Good science-fiction always attempts to address present concerns by cloaking them in a disguise about a compelling problem in some imagined future world. One thing science-fiction has taught us is, when it comes to digital surveillance, the past begins a fraction of a second ago. If you can store up complete and accurate records of the past, and call them to your ears or fingertips at any moment, that's effectively the same as if you are eavesdropping all the time. Because the "past" begins a fraction of an instant ago, as far as computers are concerned. There isn't any scenario in the real world where it makes a difference, between storing all records of the "past" starting a half a second ago and making them instantly available, versus sitting on the phone line in real time.

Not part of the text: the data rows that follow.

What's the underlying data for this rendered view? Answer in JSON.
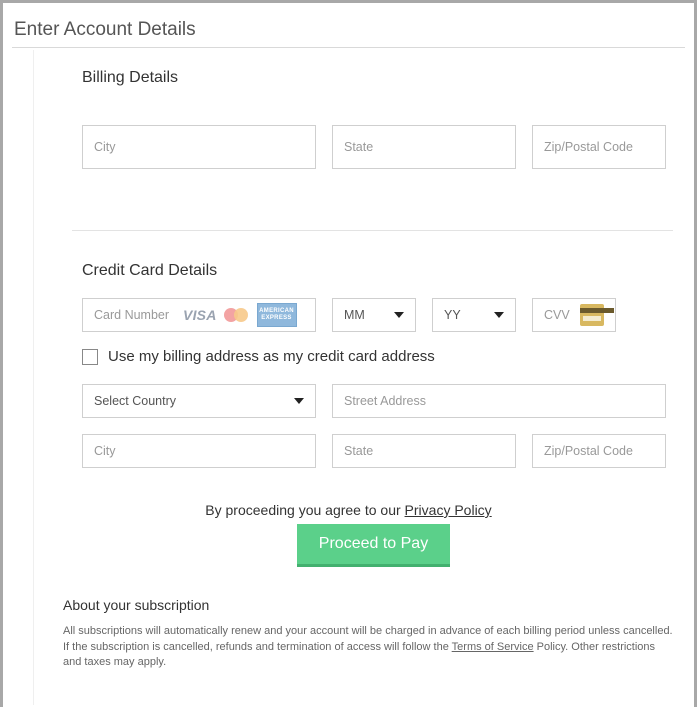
{
  "page_title": "Enter Account Details",
  "billing": {
    "heading": "Billing Details",
    "city_placeholder": "City",
    "state_placeholder": "State",
    "zip_placeholder": "Zip/Postal Code"
  },
  "credit_card": {
    "heading": "Credit Card Details",
    "card_number_placeholder": "Card Number",
    "card_logos": [
      "visa-icon",
      "mastercard-icon",
      "american-express-icon"
    ],
    "visa_text": "VISA",
    "amex_text_line1": "AMERICAN",
    "amex_text_line2": "EXPRESS",
    "month_select": "MM",
    "year_select": "YY",
    "cvv_placeholder": "CVV",
    "use_billing_label": "Use my billing address as my credit card address",
    "country_select": "Select Country",
    "street_placeholder": "Street Address",
    "city_placeholder": "City",
    "state_placeholder": "State",
    "zip_placeholder": "Zip/Postal Code"
  },
  "agreement": {
    "prefix": "By proceeding you agree to our ",
    "link": "Privacy Policy"
  },
  "pay_button": "Proceed to Pay",
  "about": {
    "title": "About your subscription",
    "text_before_link": "All subscriptions will automatically renew and your account will be charged in advance of each billing period unless cancelled. If the subscription is cancelled, refunds and termination of access will follow the ",
    "link": "Terms of Service",
    "text_after_link": " Policy. Other restrictions and taxes may apply."
  },
  "colors": {
    "pay_button": "#5bd08a",
    "border": "#cfcfcf"
  }
}
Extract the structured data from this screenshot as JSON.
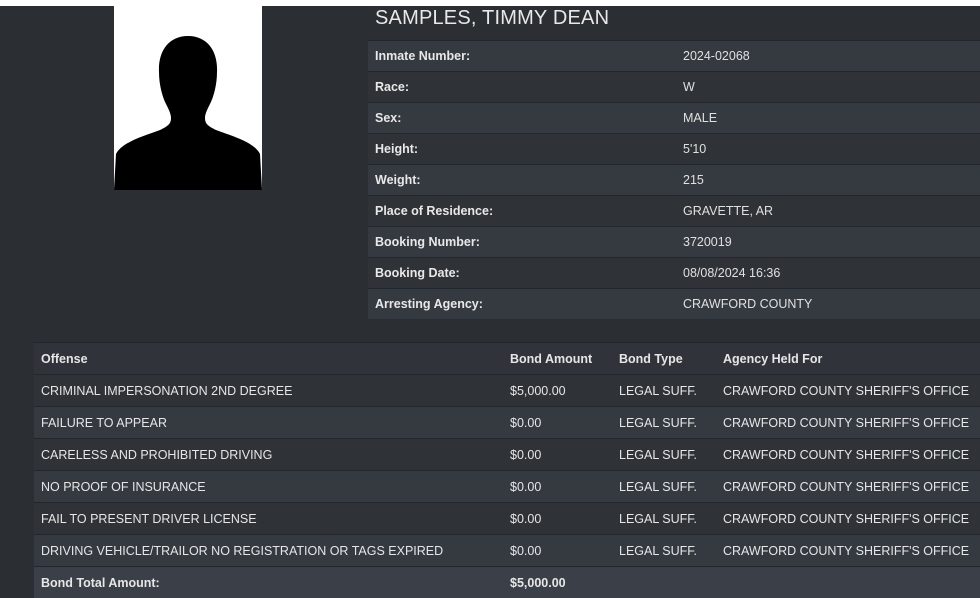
{
  "inmate": {
    "name": "SAMPLES, TIMMY DEAN",
    "details": [
      {
        "label": "Inmate Number:",
        "value": "2024-02068"
      },
      {
        "label": "Race:",
        "value": "W"
      },
      {
        "label": "Sex:",
        "value": "MALE"
      },
      {
        "label": "Height:",
        "value": "5'10"
      },
      {
        "label": "Weight:",
        "value": "215"
      },
      {
        "label": "Place of Residence:",
        "value": "GRAVETTE, AR"
      },
      {
        "label": "Booking Number:",
        "value": "3720019"
      },
      {
        "label": "Booking Date:",
        "value": "08/08/2024 16:36"
      },
      {
        "label": "Arresting Agency:",
        "value": "CRAWFORD COUNTY"
      }
    ]
  },
  "charges": {
    "headers": {
      "offense": "Offense",
      "bond_amount": "Bond Amount",
      "bond_type": "Bond Type",
      "agency": "Agency Held For"
    },
    "rows": [
      {
        "offense": "CRIMINAL IMPERSONATION 2ND DEGREE",
        "bond_amount": "$5,000.00",
        "bond_type": "LEGAL SUFF.",
        "agency": "CRAWFORD COUNTY SHERIFF'S OFFICE"
      },
      {
        "offense": "FAILURE TO APPEAR",
        "bond_amount": "$0.00",
        "bond_type": "LEGAL SUFF.",
        "agency": "CRAWFORD COUNTY SHERIFF'S OFFICE"
      },
      {
        "offense": "CARELESS AND PROHIBITED DRIVING",
        "bond_amount": "$0.00",
        "bond_type": "LEGAL SUFF.",
        "agency": "CRAWFORD COUNTY SHERIFF'S OFFICE"
      },
      {
        "offense": "NO PROOF OF INSURANCE",
        "bond_amount": "$0.00",
        "bond_type": "LEGAL SUFF.",
        "agency": "CRAWFORD COUNTY SHERIFF'S OFFICE"
      },
      {
        "offense": "FAIL TO PRESENT DRIVER LICENSE",
        "bond_amount": "$0.00",
        "bond_type": "LEGAL SUFF.",
        "agency": "CRAWFORD COUNTY SHERIFF'S OFFICE"
      },
      {
        "offense": "DRIVING VEHICLE/TRAILOR NO REGISTRATION OR TAGS EXPIRED",
        "bond_amount": "$0.00",
        "bond_type": "LEGAL SUFF.",
        "agency": "CRAWFORD COUNTY SHERIFF'S OFFICE"
      }
    ],
    "total_label": "Bond Total Amount:",
    "total_value": "$5,000.00"
  },
  "icons": {
    "photo": "person-silhouette-icon"
  },
  "colors": {
    "background": "#2b2e33",
    "row_light": "#353940",
    "row_dark": "#2f3237",
    "text": "#e6e6e6"
  }
}
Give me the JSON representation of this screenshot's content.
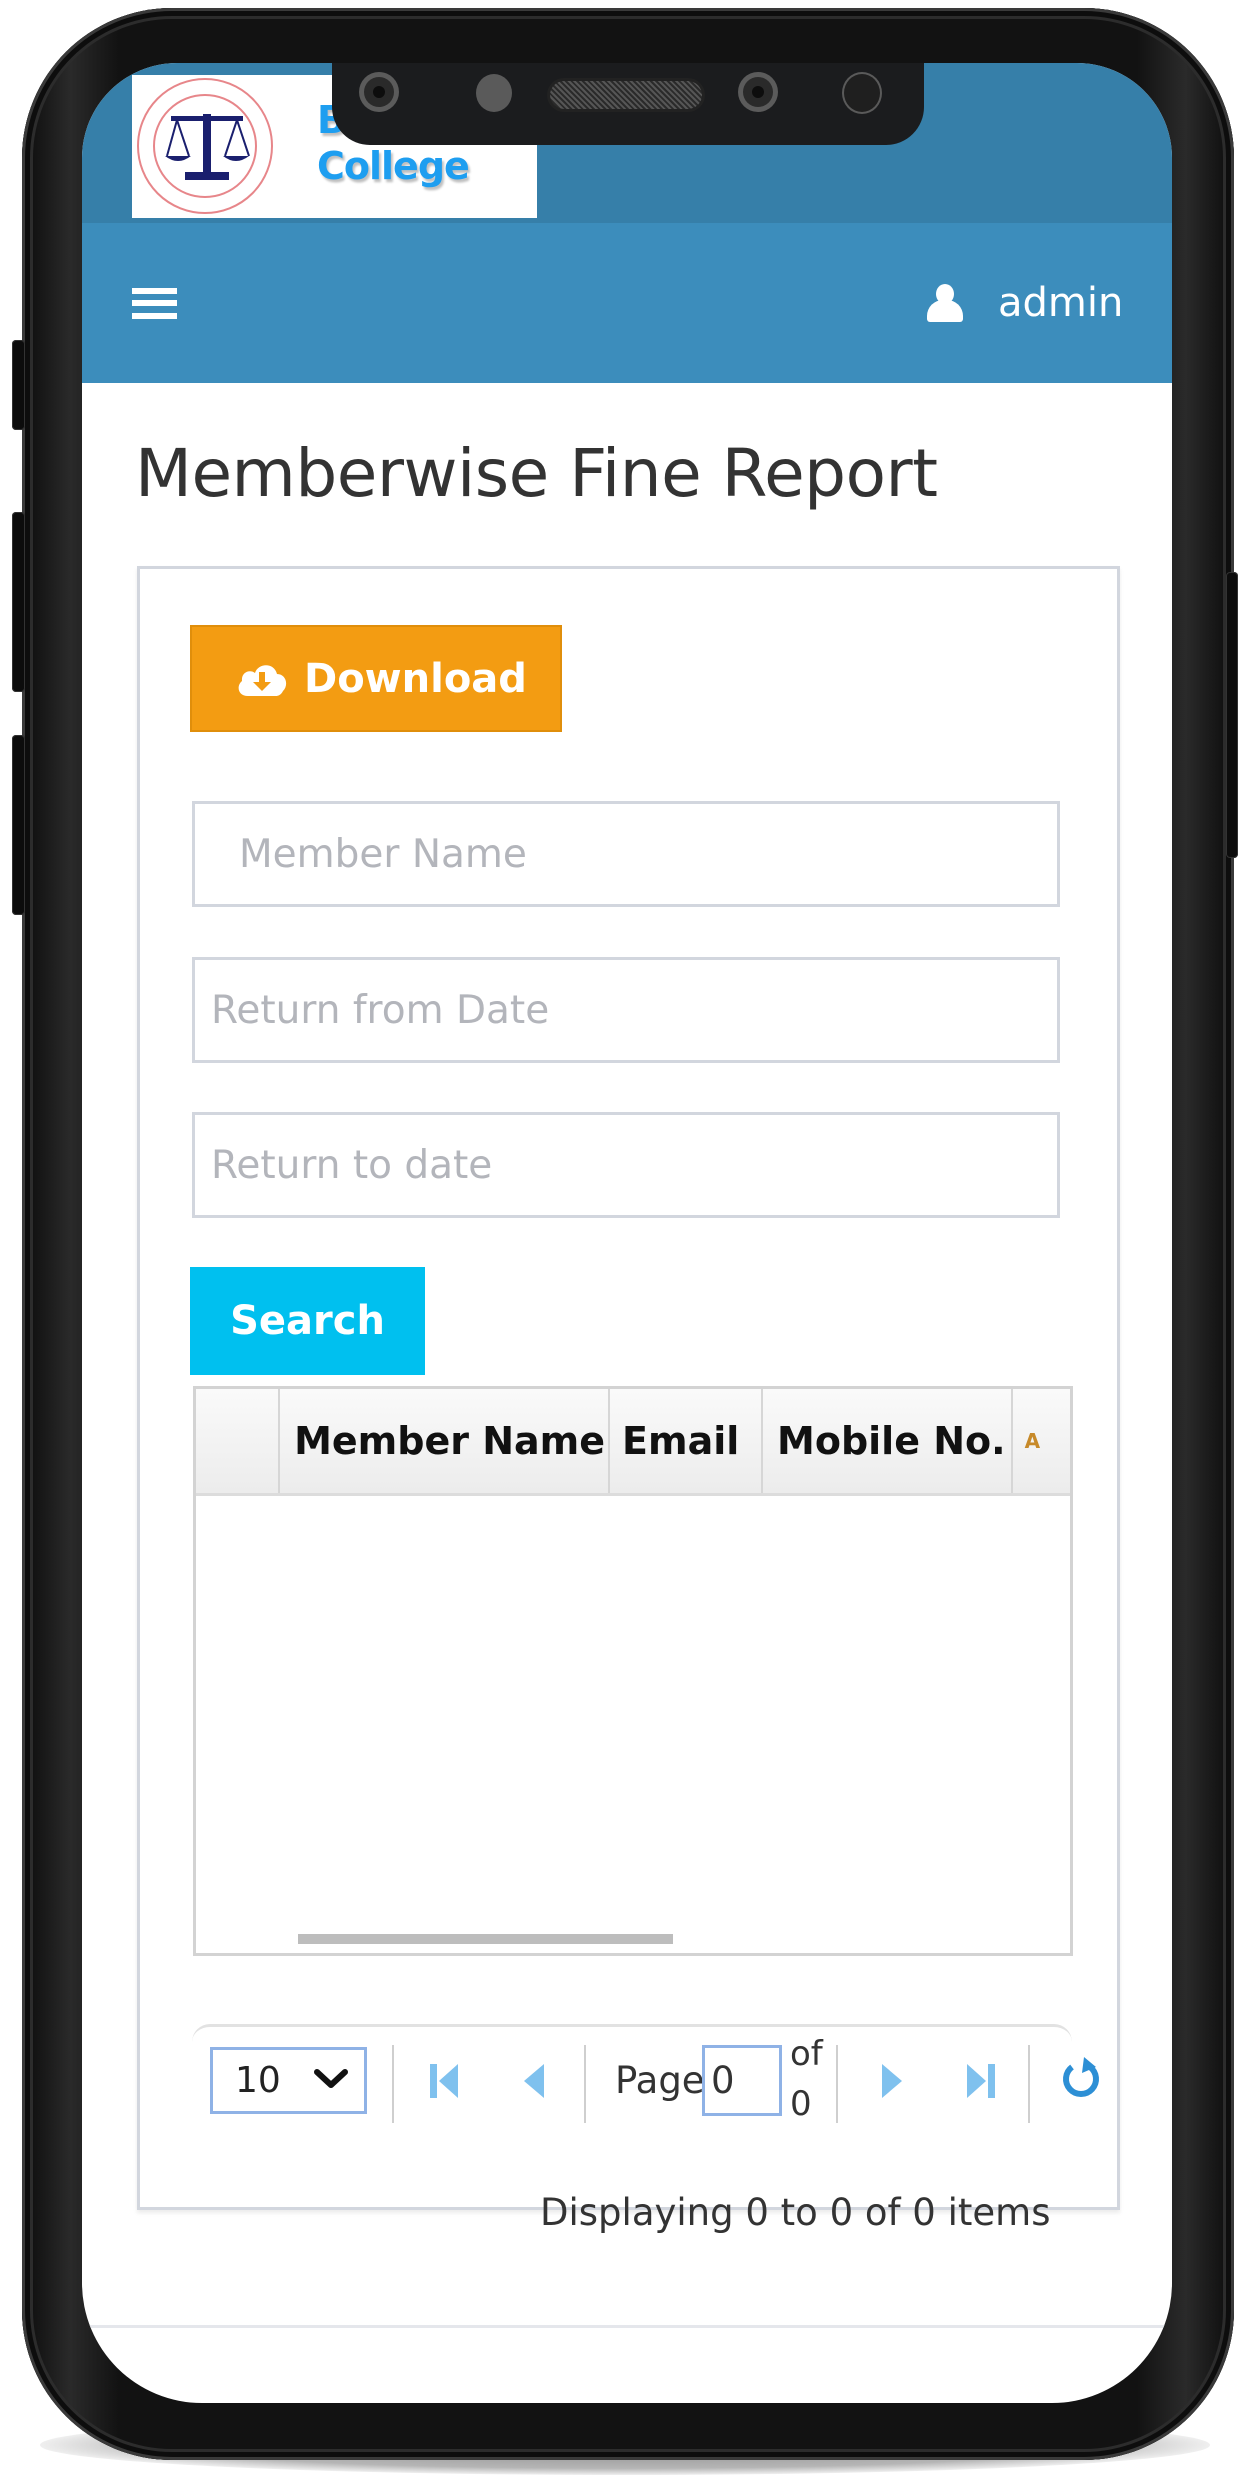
{
  "brand": {
    "college_name_line1": "Be",
    "college_name_line2": "College",
    "logo_alt": "law-college-seal"
  },
  "navbar": {
    "menu_icon": "hamburger-icon",
    "user_icon": "user-icon",
    "username": "admin"
  },
  "page": {
    "title": "Memberwise Fine Report"
  },
  "toolbar": {
    "download_label": "Download",
    "download_icon": "cloud-download-icon",
    "search_label": "Search"
  },
  "filters": {
    "member_name": {
      "value": "",
      "placeholder": "Member Name"
    },
    "return_from_date": {
      "value": "",
      "placeholder": "Return from Date"
    },
    "return_to_date": {
      "value": "",
      "placeholder": "Return to date"
    }
  },
  "grid": {
    "columns": [
      "",
      "Member Name",
      "Email",
      "Mobile No.",
      "A"
    ],
    "rows": []
  },
  "pager": {
    "page_size": "10",
    "page_label": "Page",
    "current_page": "0",
    "of_label": "of",
    "total_pages": "0",
    "display_info": "Displaying 0 to 0 of 0 items"
  },
  "colors": {
    "header_dark": "#367fa9",
    "navbar": "#3c8dbc",
    "download_button": "#f39c12",
    "search_button": "#00c0ef",
    "pager_icon": "#7fc1ee",
    "refresh_icon": "#2d8fd5"
  }
}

There is no difference versus having somebody eavesdropping on your conversation right now since he could just as well be doing it a half a second from now.

That's one of the topics the following book review discusses:




The above brief podcast was submitted to the sci-fi review portion of the podcast, "Escape Pod", but it was never accepted. (It was never rejected, either, it fell between the cracks when they switched editors and nobody seems to have reviewed it.) Because it was prepared for "Escape Pod", it uses the format and the music of the Escape Pod story reviews, but the content has not been approved or endorsed by Escape Pod in any way.

These old sci-fi stories, discussed in the audio review, didn't foresee that Americans would willingly allow corporations -- let alone governments -- to amass this kind of surveillance data on everybody. Listening to what I wrote six years ago, it's pretty ironic. Nevertheless, one topic most futuristic fantasies agree upon, is that if the surveillance goes one way but not the other, it is a tool of oppression. If large financial institutions and governments can summon up our every move on their Panopticons and analyze it for patterns, but _we_ can't see what crimes they are committing over the same networks, tyranny is the only possible result.